Palazzo Ubaldini – Apecchio

Palazzo Ubaldini – Apecchio

Anche se non è improbabile pensare che in quel luogo esistesse una preesistenza medievale, i lavori di costruzione del Palazzo Ubaldini ebbero inizio con Ottaviano Ubaldini (Gubbio 1422 – Cagli 1498) nel 1477. Dopo la sua morte nel 1498, non si ebbero più notizie del palazzo fino alla fine del secolo successivo, quando Gentile II° Ubaldini (Apecchio + 1543), conte di Apecchio, decise di intervenire per ristrutturarlo a causa del suo stato di abbandono.

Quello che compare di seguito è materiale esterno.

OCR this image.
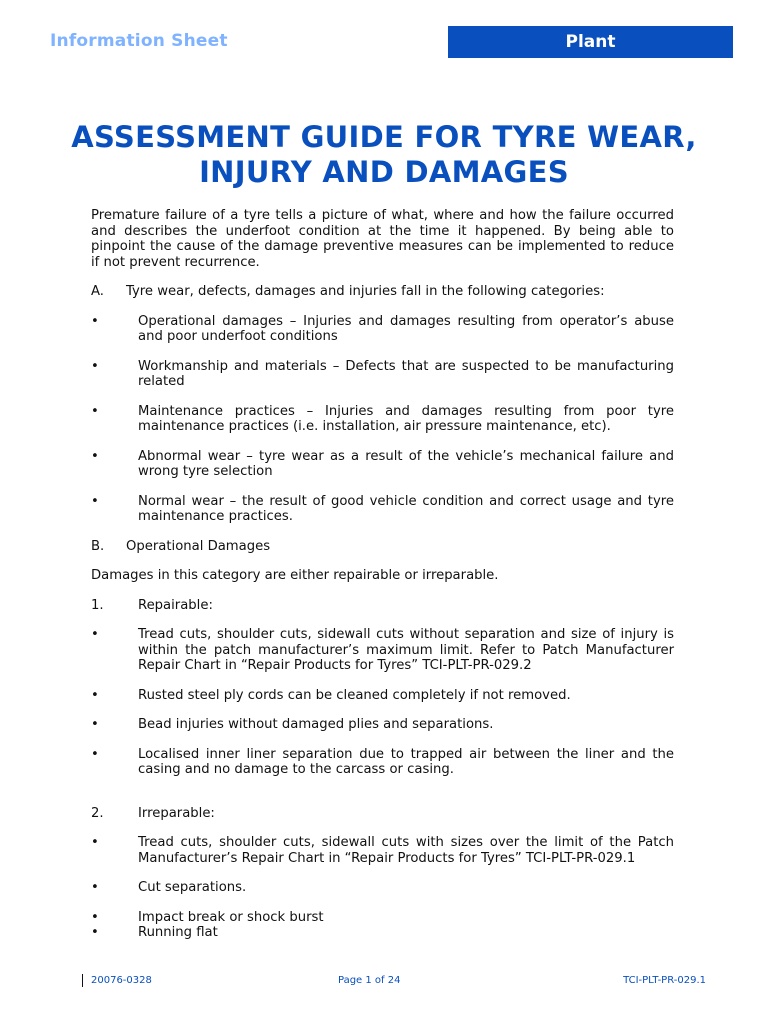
Information Sheet	Plant
ASSESSMENT GUIDE FOR TYRE WEAR, INJURY AND DAMAGES

Premature failure of a tyre tells a picture of what, where and how the failure occurred and describes the underfoot condition at the time it happened. By being able to pinpoint the cause of the damage preventive measures can be implemented to reduce if not prevent recurrence.

A.	Tyre wear, defects, damages and injuries fall in the following categories:
•	Operational damages – Injuries and damages resulting from operator’s abuse and poor underfoot conditions
•	Workmanship and materials – Defects that are suspected to be manufacturing related
•	Maintenance practices – Injuries and damages resulting from poor tyre maintenance practices (i.e. installation, air pressure maintenance, etc).
•	Abnormal wear – tyre wear as a result of the vehicle’s mechanical failure and wrong tyre selection
•	Normal wear – the result of good vehicle condition and correct usage and tyre maintenance practices.
B.	Operational Damages

Damages in this category are either repairable or irreparable.

1.	Repairable:
•	Tread cuts, shoulder cuts, sidewall cuts without separation and size of injury is within the patch manufacturer’s maximum limit. Refer to Patch Manufacturer Repair Chart in “Repair Products for Tyres” TCI-PLT-PR-029.2
•	Rusted steel ply cords can be cleaned completely if not removed.
•	Bead injuries without damaged plies and separations.
•	Localised inner liner separation due to trapped air between the liner and the casing and no damage to the carcass or casing.
2.	Irreparable:
•	Tread cuts, shoulder cuts, sidewall cuts with sizes over the limit of the Patch Manufacturer’s Repair Chart in “Repair Products for Tyres” TCI-PLT-PR-029.1
•	Cut separations.
•	Impact break or shock burst
•	Running flat
20076-0328	Page 1 of 24	TCI-PLT-PR-029.1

I conti di Apecchio abitavano frequentemente nel loro palazzo a Gubbio poiché non possedevano una residenza abitabile nel loro territorio. L’area in cui sorge l’edificio comprendeva originariamente le due dimore Ubaldini dei rami di Montevicino e Montefiore. Dalle testimonianze dell’epoca, sappiamo che il palazzo dei conti di Montevicino si trovava nella parte sinistra, accanto alla pieve, mentre quello dei Montefiore era nella parte destra, accanto alla Porta del Castello (probabilmente l’attuale uscita di sicurezza del Museo dei Fossili).
Il conte Gentile decise di unire le due dimore per creare un unico palazzo, completando i lavori nel 1588. A conferma di questo intervento, sono ancora presenti le sale ipogee che ospitano il Museo dei Fossili, in passato adibite a spazi di servizio per il personale domestico.

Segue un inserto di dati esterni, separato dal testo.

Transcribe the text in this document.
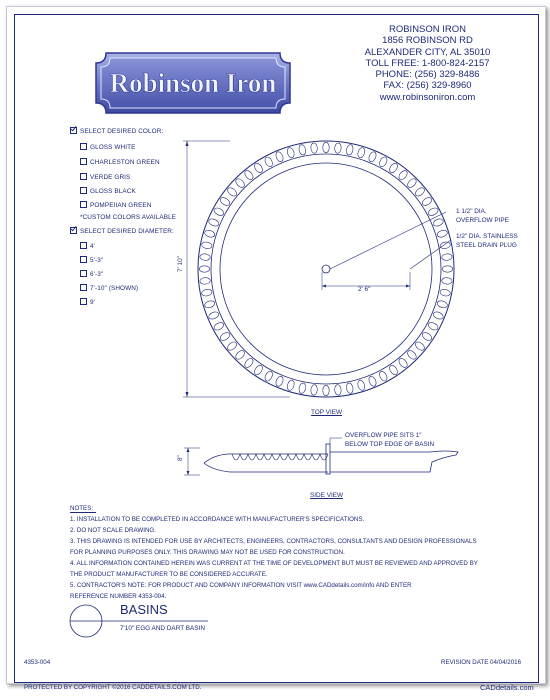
Robinson Iron
ROBINSON IRON
1856 ROBINSON RD
ALEXANDER CITY, AL 35010
TOLL FREE: 1-800-824-2157
PHONE: (256) 329-8486
FAX: (256) 329-8960
www.robinsoniron.com
SELECT DESIRED COLOR:
GLOSS WHITE
CHARLESTON GREEN
VERDE GRIS
GLOSS BLACK
POMPEIIAN GREEN
*CUSTOM COLORS AVAILABLE
SELECT DESIRED DIAMETER:
4'
5'-3"
6'-3"
7'-10" (SHOWN)
9'
7' 10"
2' 6"
1 1/2" DIA.
OVERFLOW PIPE
1/2" DIA. STAINLESS
STEEL DRAIN PLUG
TOP VIEW
8"
OVERFLOW PIPE SITS 1"
BELOW TOP EDGE OF BASIN
SIDE VIEW
NOTES:
1. INSTALLATION TO BE COMPLETED IN ACCORDANCE WITH MANUFACTURER'S SPECIFICATIONS.
2. DO NOT SCALE DRAWING.
3. THIS DRAWING IS INTENDED FOR USE BY ARCHITECTS, ENGINEERS, CONTRACTORS, CONSULTANTS AND DESIGN PROFESSIONALS
FOR PLANNING PURPOSES ONLY. THIS DRAWING MAY NOT BE USED FOR CONSTRUCTION.
4. ALL INFORMATION CONTAINED HEREIN WAS CURRENT AT THE TIME OF DEVELOPMENT BUT MUST BE REVIEWED AND APPROVED BY
THE PRODUCT MANUFACTURER TO BE CONSIDERED ACCURATE.
5. CONTRACTOR'S NOTE: FOR PRODUCT AND COMPANY INFORMATION VISIT www.CADdetails.com/info AND ENTER
REFERENCE NUMBER 4353-004.
BASINS
7'10" EGG AND DART BASIN
4353-004	REVISION DATE 04/04/2016
PROTECTED BY COPYRIGHT ©2016 CADDETAILS.COM LTD.	CADdetails.com
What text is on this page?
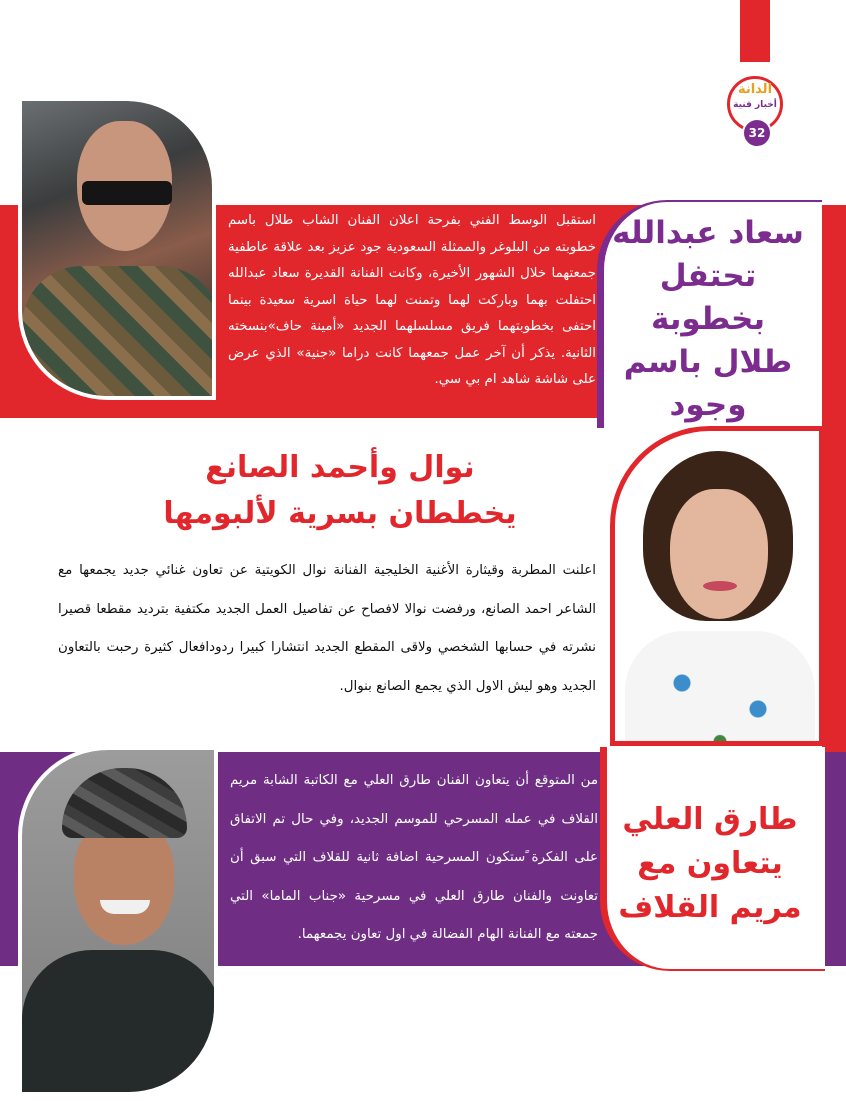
الدانة
أخبار فنية
32
سعاد عبدالله تحتفل بخطوبة طلال باسم وجود
استقبل الوسط الفني بفرحة اعلان الفنان الشاب طلال باسم خطوبته من البلوغر والممثلة السعودية جود عزيز بعد علاقة عاطفية جمعتهما خلال الشهور الأخيرة، وكانت الفنانة القديرة سعاد عبدالله احتفلت بهما وباركت لهما وتمنت لهما حياة اسرية سعيدة بينما احتفى بخطوبتهما فريق مسلسلهما الجديد «أمينة حاف»بنسخته الثانية. يذكر أن آخر عمل جمعهما كانت دراما «جنية» الذي عرض على شاشة شاهد ام بي سي.
نوال وأحمد الصانع
يخططان بسرية لألبومها
اعلنت المطربة وقيثارة الأغنية الخليجية الفنانة نوال الكويتية عن تعاون غنائي جديد يجمعها مع الشاعر احمد الصانع، ورفضت نوالا لافصاح عن تفاصيل العمل الجديد مكتفية بترديد مقطعا قصيرا نشرته في حسابها الشخصي ولاقى المقطع الجديد انتشارا كبيرا ردودافعال كثيرة رحبت بالتعاون الجديد وهو ليش الاول الذي يجمع الصانع بنوال.
طارق العلي يتعاون مع مريم القلاف
من المتوقع أن يتعاون الفنان طارق العلي مع الكاتبة الشابة مريم القلاف في عمله المسرحي للموسم الجديد، وفي حال تم الاتفاق على الفكرة ًستكون المسرحية اضافة ثانية للقلاف التي سبق أن تعاونت والفنان طارق العلي في مسرحية «جناب الماما» التي جمعته مع الفنانة الهام الفضالة في اول تعاون يجمعهما.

Durante l’occupazione pontificia di Apecchio nel 1752, il palazzo fu confiscato dalla Reverenda Camera Apostolica e ribattezzato Palazzo Apostolico. In questo periodo, le sue sale furono utilizzate come residenza per i soldati del presidio pontificio e il podestà. Nel 1781, un forte terremoto colpì l’intera regione, causando il crollo del palazzo. Tuttavia, l’anno successivo iniziarono i lavori di restauro, poiché i muri portanti non erano stati danneggiati.
Nel corso degli anni, il palazzo ha subito diverse trasformazioni. Nel 1841, papa Gregorio XVI concesse il palazzo al Comune di Apecchio, che lo destinò a sede comunale. Questa destinazione è stata mantenuta quasi invariata fino ai giorni nostri. Dal 1977, il palazzo ospita le collezioni del Museo dei Fossili di Monte Nerone nelle sale sotterranee.

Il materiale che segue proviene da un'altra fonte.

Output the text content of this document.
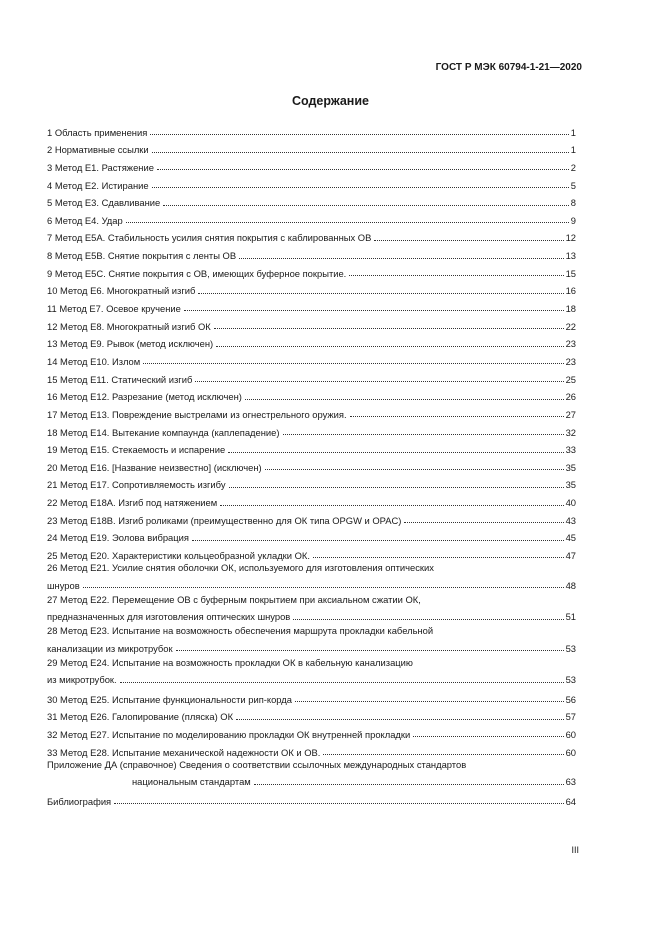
ГОСТ Р МЭК 60794-1-21—2020
Содержание
1 Область применения	1
2 Нормативные ссылки	1
3 Метод E1. Растяжение	2
4 Метод E2. Истирание	5
5 Метод E3. Сдавливание	8
6 Метод E4. Удар	9
7 Метод E5A. Стабильность усилия снятия покрытия с каблированных ОВ	12
8 Метод E5B. Снятие покрытия с ленты ОВ	13
9 Метод E5C. Снятие покрытия с ОВ, имеющих буферное покрытие.	15
10 Метод E6. Многократный изгиб	16
11 Метод E7. Осевое кручение	18
12 Метод E8. Многократный изгиб ОК	22
13 Метод E9. Рывок (метод исключен)	23
14 Метод E10. Излом	23
15 Метод E11. Статический изгиб	25
16 Метод E12. Разрезание (метод исключен)	26
17 Метод E13. Повреждение выстрелами из огнестрельного оружия.	27
18 Метод E14. Вытекание компаунда (каплепадение)	32
19 Метод E15. Стекаемость и испарение	33
20 Метод E16. [Название неизвестно] (исключен)	35
21 Метод E17. Сопротивляемость изгибу	35
22 Метод E18A. Изгиб под натяжением	40
23 Метод E18B. Изгиб роликами (преимущественно для ОК типа OPGW и OPAC)	43
24 Метод E19. Эолова вибрация	45
25 Метод E20. Характеристики кольцеобразной укладки ОК.	47
26 Метод E21. Усилие снятия оболочки ОК, используемого для изготовления оптических
шнуров	48
27 Метод E22. Перемещение ОВ с буферным покрытием при аксиальном сжатии ОК,
предназначенных для изготовления оптических шнуров	51
28 Метод E23. Испытание на возможность обеспечения маршрута прокладки кабельной
канализации из микротрубок	53
29 Метод E24. Испытание на возможность прокладки ОК в кабельную канализацию
из микротрубок.	53
30 Метод E25. Испытание функциональности рип-корда	56
31 Метод E26. Галопирование (пляска) ОК	57
32 Метод E27. Испытание по моделированию прокладки ОК внутренней прокладки	60
33 Метод E28. Испытание механической надежности ОК и ОВ.	60
Приложение ДА (справочное) Сведения о соответствии ссылочных международных стандартов
национальным стандартам	63
Библиография	64
III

Recentemente, il palazzo è stato oggetto di interventi di restauro completo, compresi il cortile e le sale al piano superiore e inferiore. Dopo aver ospitato gli uffici comunali per molti anni, si è deciso di liberare le stanze nobili da attività amministrative, attribuendo loro un uso più adeguato e consono alla storicità di Palazzo Ubaldini.
Al piano terra, troviamo il Teatro Comunale “G. Perugini” (il più piccolo delle Marche, con soli 42 posti) e la Sala di Musica, originariamente utilizzata come aula di giustizia nell’epoca ubaldiniana. Quest’ultima presenta una soffittatura a volte “a crociera”, decorata con raffinati peducci quattrocenteschi e un camino con lo stemma dei conti Ubaldini: la testa di cervo con la stella a otto punte. Dal colonnato, è possibile accedere ai sotterranei del palazzo, ampi locali con volte “a botte”, un tempo adibiti a scuderie e cantine e ora sede del Museo dei Fossili e Minerali del Monte Nerone, che vanta una delle collezioni di ammoniti e materiale paleontologico più ricche e interessanti d’Europa.
Il piano nobile del palazzo ospita l’Aula del Consiglio comunale e nelle sale adiacenti una suggestiva esposizione di reperti archeologici provenienti da varie epoche rinvenuti sul territorio.